Over dinner we discuss the amount of a tip to give. I reckon that in addition to the normal cost I'll add another hundred dollars for the porters. I would actually like to give more but when I hear the others’ suggestions I don't want to appear too extravagant. Later I only wish I had been when my last two hundred and fifty dollars goes missing back at the lodge.

I sleep so deeply that night that I don't hear a peep from the little party the porters have to mark the end of the season. Even on our last day we're woken with our usual morning tea. After breakfast however, the camp is dismantled faster than usual. Virtually the whole team has gathered now as we're to say our farewells up here. Petra makes a little speech and hands over the tip to the main guide.
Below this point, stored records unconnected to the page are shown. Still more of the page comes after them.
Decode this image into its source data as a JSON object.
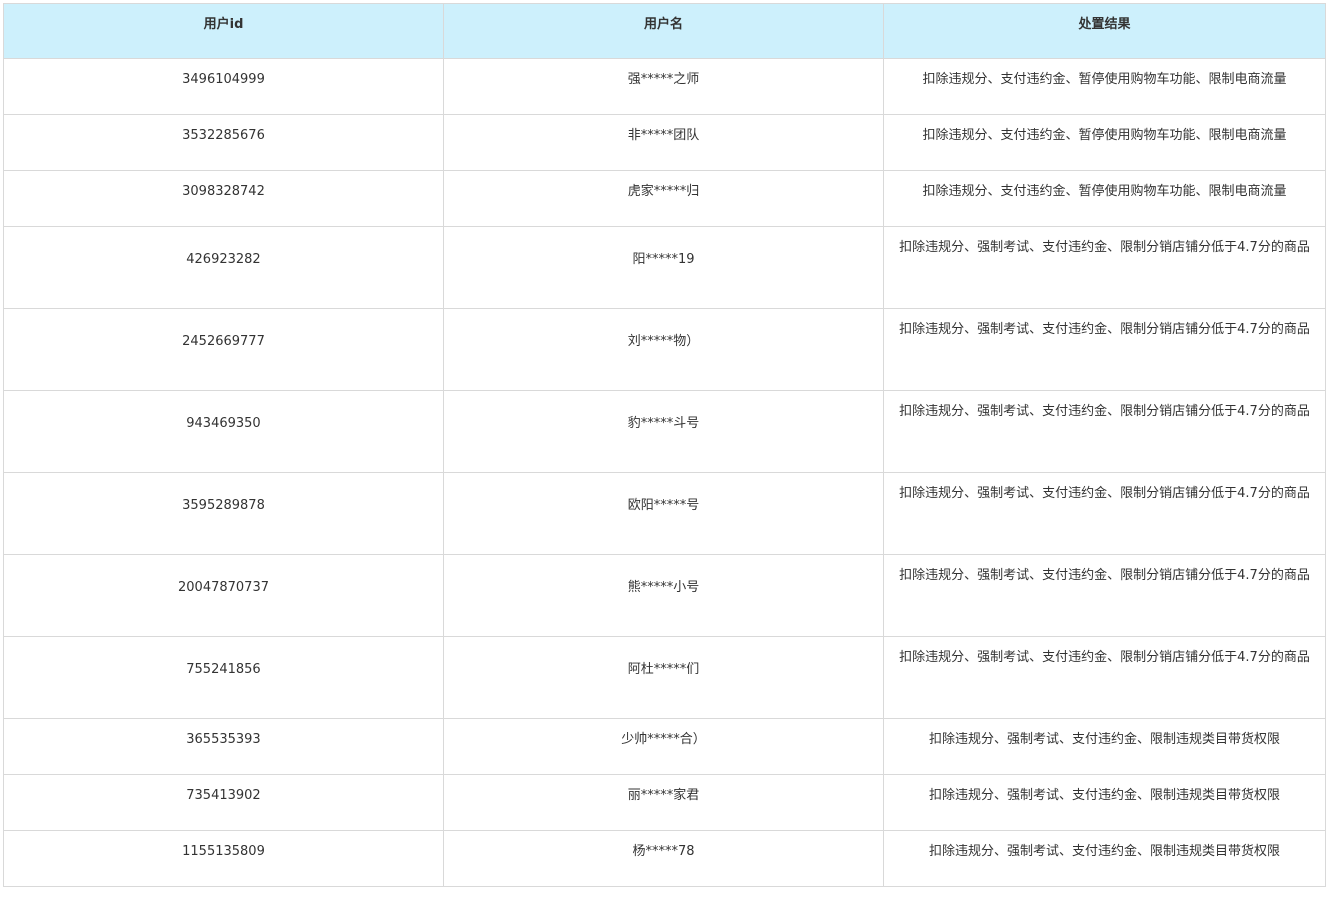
{
  "table": {
    "headers": [
      "用户id",
      "用户名",
      "处置结果"
    ],
    "rows": [
      {
        "id": "3496104999",
        "name": "强*****之师",
        "result": "扣除违规分、支付违约金、暂停使用购物车功能、限制电商流量",
        "tall": false
      },
      {
        "id": "3532285676",
        "name": "非*****团队",
        "result": "扣除违规分、支付违约金、暂停使用购物车功能、限制电商流量",
        "tall": false
      },
      {
        "id": "3098328742",
        "name": "虎家*****归",
        "result": "扣除违规分、支付违约金、暂停使用购物车功能、限制电商流量",
        "tall": false
      },
      {
        "id": "426923282",
        "name": "阳*****19",
        "result": "扣除违规分、强制考试、支付违约金、限制分销店铺分低于4.7分的商品",
        "tall": true
      },
      {
        "id": "2452669777",
        "name": "刘*****物）",
        "result": "扣除违规分、强制考试、支付违约金、限制分销店铺分低于4.7分的商品",
        "tall": true
      },
      {
        "id": "943469350",
        "name": "豹*****斗号",
        "result": "扣除违规分、强制考试、支付违约金、限制分销店铺分低于4.7分的商品",
        "tall": true
      },
      {
        "id": "3595289878",
        "name": "欧阳*****号",
        "result": "扣除违规分、强制考试、支付违约金、限制分销店铺分低于4.7分的商品",
        "tall": true
      },
      {
        "id": "20047870737",
        "name": "熊*****小号",
        "result": "扣除违规分、强制考试、支付违约金、限制分销店铺分低于4.7分的商品",
        "tall": true
      },
      {
        "id": "755241856",
        "name": "阿杜*****们",
        "result": "扣除违规分、强制考试、支付违约金、限制分销店铺分低于4.7分的商品",
        "tall": true
      },
      {
        "id": "365535393",
        "name": "少帅*****合）",
        "result": "扣除违规分、强制考试、支付违约金、限制违规类目带货权限",
        "tall": false
      },
      {
        "id": "735413902",
        "name": "丽*****家君",
        "result": "扣除违规分、强制考试、支付违约金、限制违规类目带货权限",
        "tall": false
      },
      {
        "id": "1155135809",
        "name": "杨*****78",
        "result": "扣除违规分、强制考试、支付违约金、限制违规类目带货权限",
        "tall": false
      }
    ]
  },
  "colors": {
    "header_bg": "#cdf0fc",
    "border": "#d9d9d9",
    "text": "#333333"
  }
}
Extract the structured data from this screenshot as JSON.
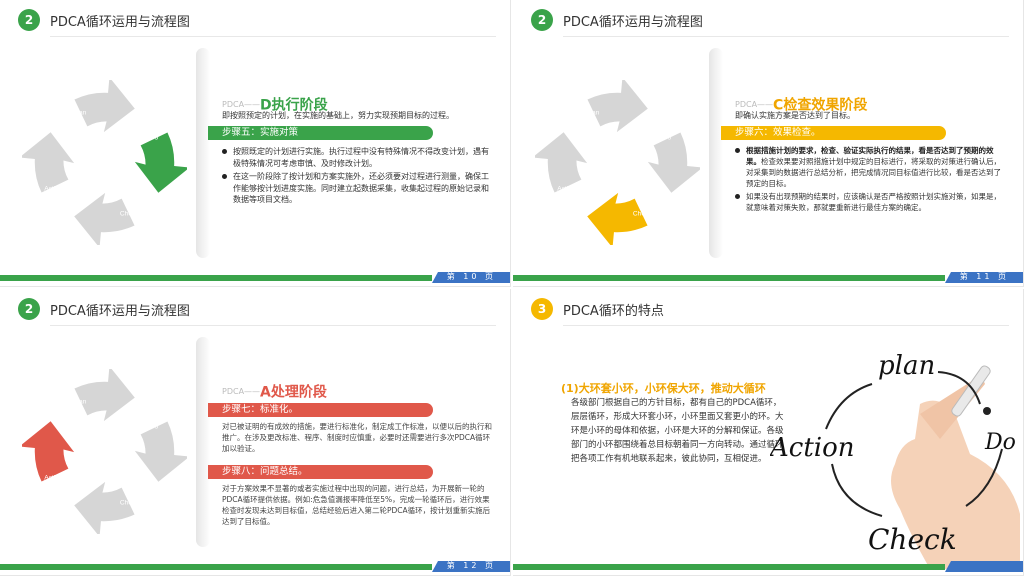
{
  "colors": {
    "green": "#3aa34a",
    "orange": "#f5b800",
    "red": "#e0584a",
    "blue": "#3b73c4",
    "grey_arrow": "#d6d6d6",
    "gold": "#f0a500"
  },
  "cycle_labels": {
    "plan": "Plan",
    "do": "Do",
    "check": "Check",
    "action": "Action"
  },
  "slides": [
    {
      "badge": "2",
      "title": "PDCA循环运用与流程图",
      "page_label": "第 10 页",
      "prefix": "PDCA——",
      "phase_title": "D执行阶段",
      "intro": "即按照预定的计划，在实施的基础上，努力实现预期目标的过程。",
      "step": "步骤五：实施对策",
      "bullets": [
        "按照既定的计划进行实施。执行过程中没有特殊情况不得改变计划，遇有极特殊情况可考虑审慎、及时修改计划。",
        "在这一阶段除了按计划和方案实施外，还必须要对过程进行测量，确保工作能够按计划进度实施。同时建立起数据采集，收集起过程的原始记录和数据等项目文档。"
      ]
    },
    {
      "badge": "2",
      "title": "PDCA循环运用与流程图",
      "page_label": "第 11 页",
      "prefix": "PDCA——",
      "phase_title": "C检查效果阶段",
      "intro": "即确认实施方案是否达到了目标。",
      "step": "步骤六：效果检查。",
      "bullet1_bold": "根据措施计划的要求，检查、验证实际执行的结果，看是否达到了预期的效果。",
      "bullet1_rest": "检查效果要对照措施计划中规定的目标进行，将采取的对策进行确认后，对采集到的数据进行总结分析，把完成情况同目标值进行比较，看是否达到了预定的目标。",
      "bullet2": "如果没有出现预期的结果时，应该确认是否严格按照计划实施对策，如果是，就意味着对策失败，那就要重新进行最佳方案的确定。"
    },
    {
      "badge": "2",
      "title": "PDCA循环运用与流程图",
      "page_label": "第 12 页",
      "prefix": "PDCA——",
      "phase_title": "A处理阶段",
      "step7": "步骤七：标准化。",
      "para7": "对已被证明的有成效的措施，要进行标准化，制定成工作标准，以便以后的执行和推广。在涉及更改标准、程序、制度时应慎重，必要时还需要进行多次PDCA循环加以验证。",
      "step8": "步骤八：问题总结。",
      "para8": "对于方案效果不显著的或者实施过程中出现的问题，进行总结，为开展新一轮的PDCA循环提供依据。例如:危急值漏报率降低至5%，完成一轮循环后，进行效果检查时发现未达到目标值，总结经验后进入第二轮PDCA循环，按计划重新实施后达到了目标值。"
    },
    {
      "badge": "3",
      "title": "PDCA循环的特点",
      "page_label": "",
      "subtitle": "(1)大环套小环，小环保大环，推动大循环",
      "body": "各级部门根据自己的方针目标，都有自己的PDCA循环，层层循环，形成大环套小环，小环里面又套更小的环。大环是小环的母体和依据，小环是大环的分解和保证。各级部门的小环都围绕着总目标朝着同一方向转动。通过循环把各项工作有机地联系起来，彼此协同，互相促进。",
      "hand_words": {
        "plan": "plan",
        "do": "Do",
        "check": "Check",
        "action": "Action"
      }
    }
  ]
}
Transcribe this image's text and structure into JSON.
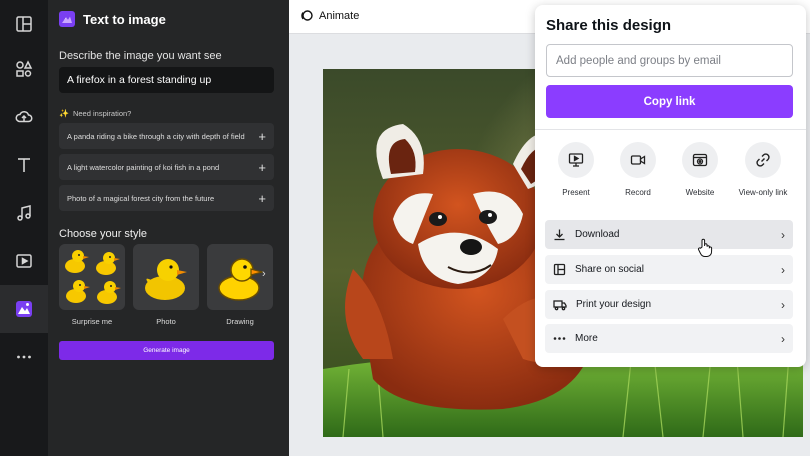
{
  "panel": {
    "title": "Text to image",
    "describe_label": "Describe the image you want see",
    "prompt_value": "A firefox in a forest standing up",
    "inspiration_label": "Need inspiration?",
    "inspirations": [
      "A panda riding a bike through a city with depth of field",
      "A light watercolor painting of koi fish in a pond",
      "Photo of a magical forest city from the future"
    ],
    "style_title": "Choose your style",
    "styles": [
      "Surprise me",
      "Photo",
      "Drawing"
    ],
    "generate_label": "Generate image"
  },
  "toolbar": {
    "animate_label": "Animate"
  },
  "share": {
    "title": "Share this design",
    "email_placeholder": "Add people and groups by email",
    "copy_link_label": "Copy link",
    "options": [
      "Present",
      "Record",
      "Website",
      "View-only link"
    ],
    "rows": [
      "Download",
      "Share on social",
      "Print your design",
      "More"
    ]
  },
  "colors": {
    "accent": "#8b3dff",
    "generate_button": "#7d2ae8",
    "panel_bg": "#252627",
    "rail_bg": "#18191b"
  },
  "icons": {
    "rail": [
      "layout-icon",
      "elements-icon",
      "upload-icon",
      "text-icon",
      "audio-icon",
      "video-icon",
      "text-to-image-app-icon",
      "more-icon"
    ],
    "share_options": [
      "present-icon",
      "record-icon",
      "website-icon",
      "link-icon"
    ],
    "share_rows": [
      "download-icon",
      "share-social-icon",
      "print-icon",
      "more-dots-icon"
    ]
  }
}
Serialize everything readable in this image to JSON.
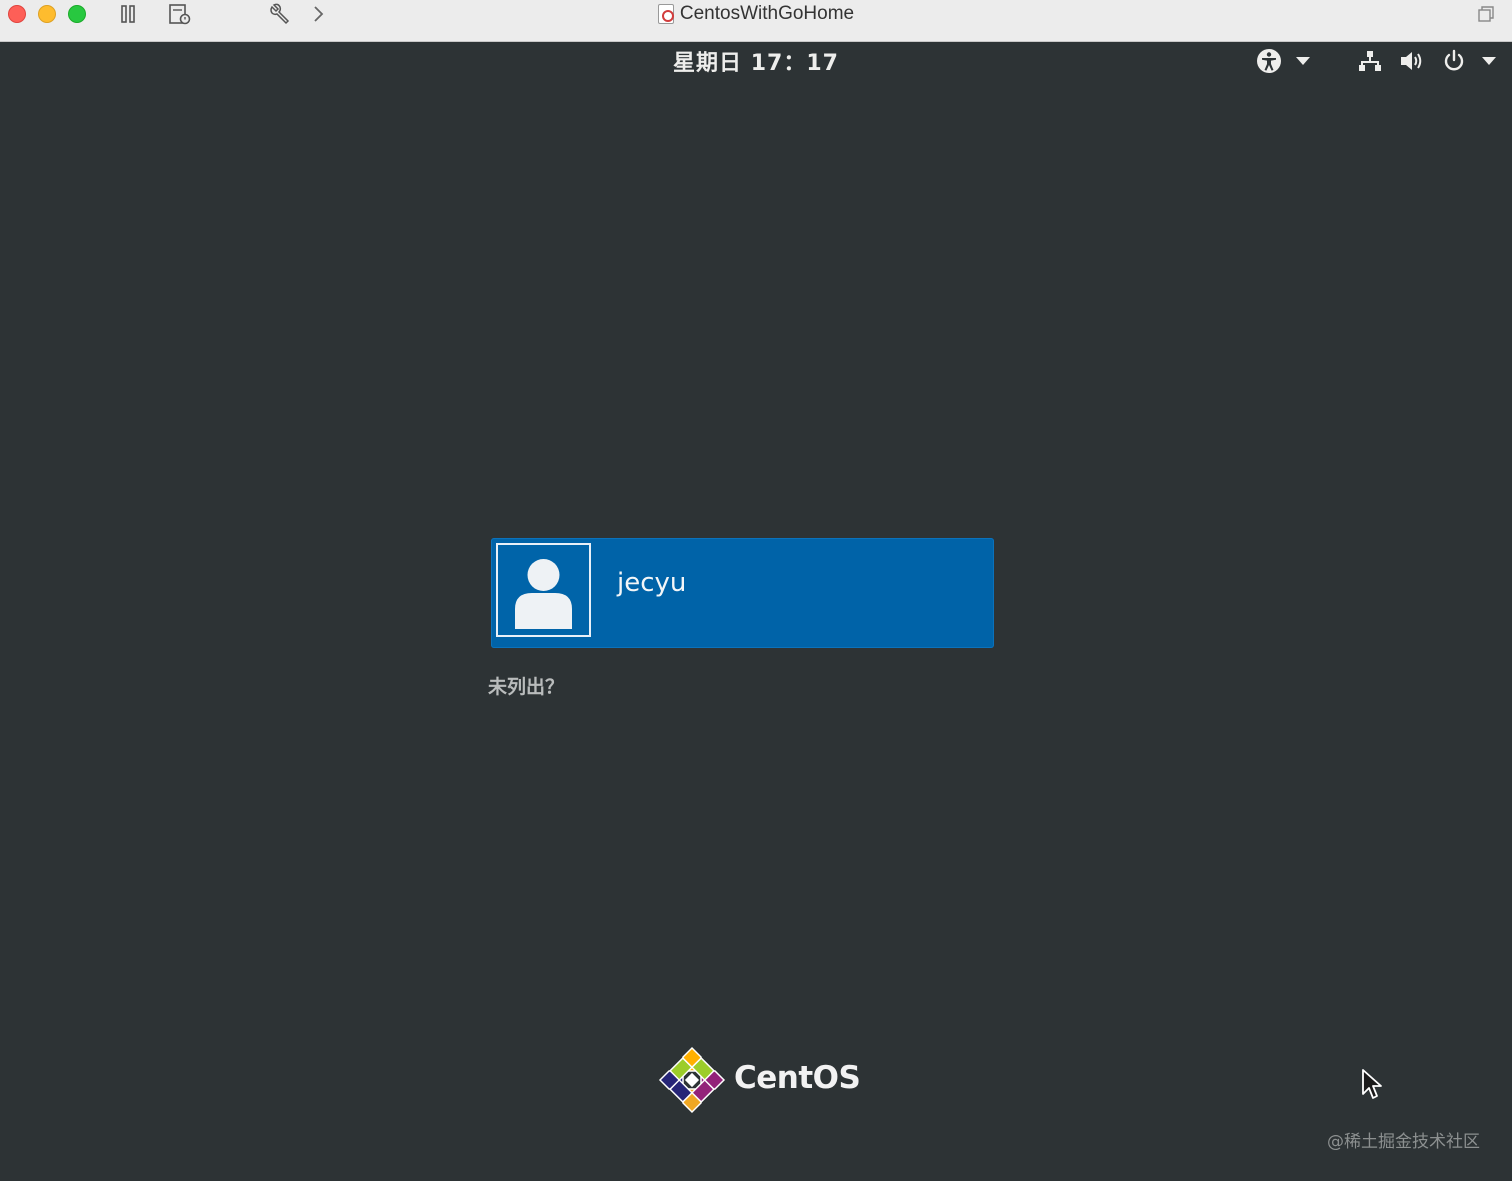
{
  "window": {
    "title": "CentosWithGoHome"
  },
  "topbar": {
    "clock": "星期日 17：17"
  },
  "login": {
    "user": {
      "name": "jecyu"
    },
    "not_listed": "未列出？"
  },
  "logo": {
    "text": "CentOS"
  },
  "watermark": "@稀土掘金技术社区",
  "colors": {
    "background": "#2d3335",
    "selected_user": "#0063a8",
    "titlebar": "#ececec"
  },
  "icons": {
    "titlebar": [
      "pause-icon",
      "snapshot-icon",
      "wrench-icon",
      "chevron-right-icon",
      "window-restore-icon"
    ],
    "tray": [
      "accessibility-icon",
      "dropdown-arrow-icon",
      "network-icon",
      "volume-icon",
      "power-icon",
      "dropdown-arrow-icon"
    ]
  }
}
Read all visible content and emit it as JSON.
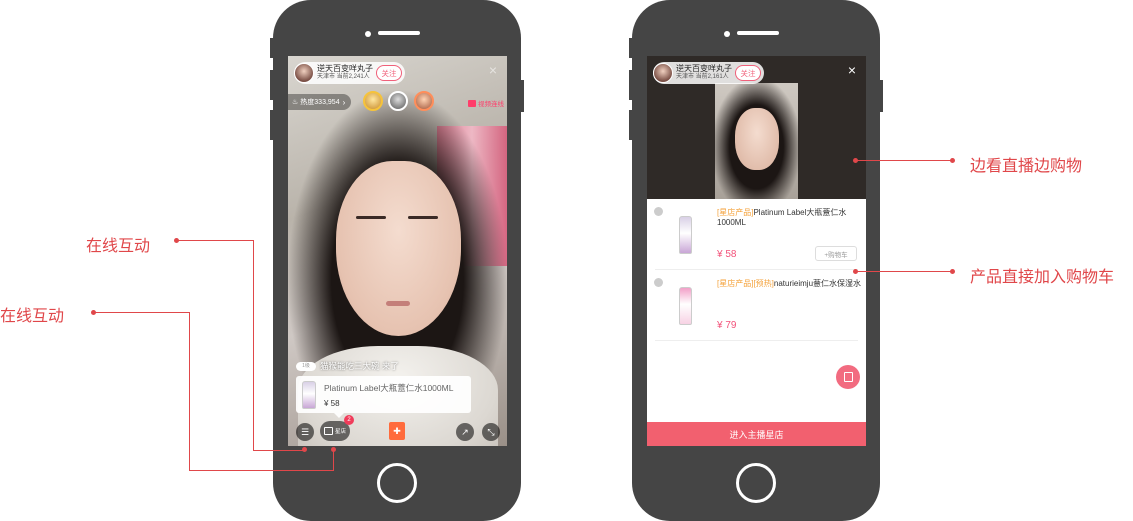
{
  "live_screen": {
    "streamer_name": "逆天百变咩丸子",
    "location_viewers": "天津市 当前2,241人",
    "follow_label": "关注",
    "close_icon": "×",
    "heat_label": "热度333,954",
    "heat_arrow": "›",
    "video_link_label": "视频连线",
    "chat_badge": "1级",
    "chat_message": "猫猴能吃三大碗 来了",
    "product_card": {
      "name": "Platinum Label大瓶薏仁水1000ML",
      "price": "¥ 58"
    },
    "shop_button_label": "星店",
    "shop_badge_count": "2",
    "icons": [
      "chat-icon",
      "shop-bag-icon",
      "gift-icon",
      "share-icon",
      "minimize-icon"
    ]
  },
  "shop_screen": {
    "streamer_name": "逆天百变咩丸子",
    "location_viewers": "天津市 当前2,161人",
    "follow_label": "关注",
    "close_icon": "×",
    "products": [
      {
        "tag": "[星店产品]",
        "title": "Platinum Label大瓶薏仁水1000ML",
        "price": "¥ 58",
        "cart_label": "+购物车"
      },
      {
        "tag": "[星店产品][预热]",
        "title": "naturieimju薏仁水保湿水",
        "price": "¥ 79",
        "cart_label": ""
      }
    ],
    "enter_store_label": "进入主播星店"
  },
  "callouts": {
    "left_top": "在线互动",
    "left_bottom": "在线互动",
    "right_top": "边看直播边购物",
    "right_bottom": "产品直接加入购物车"
  },
  "colors": {
    "accent": "#e0474a",
    "pink": "#f2606f",
    "price": "#f2527a",
    "phone_body": "#454545"
  }
}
Then I take my hundred dollars and say I want to donate them exclusively to the porters, the real heroes of Kilimanjaro. Their faces brighten immediately and they throw their hands in the hair, embarrassed and delighted all at once. I hear them call out ‘Asante Mzungu. Then they burst into a song about Kilimanjaro and I'm more moved by it than by anything else on the whole tour. Finally each one of the porters thanks us individually, shakes our hands and then piles all the luggage onto their heads before dashing on in front of us downhill.

After another three hours we get to the Machame Gate again to wait for our transport to the lodge. The porters are all busy washing and cleaning, some of them cleaning the tents and pots we used, others just washing themselves. After seven days we're also longing to get to the showers back at the hotel.

The guide hands Hans and me a certificate each and tells us that that night was so cold — minus twenty-five degrees Celsius at Stella Point — that only one fifth of the normal number of people making the final attempt actually reached the summit. That makes us feel a little bit proud after all.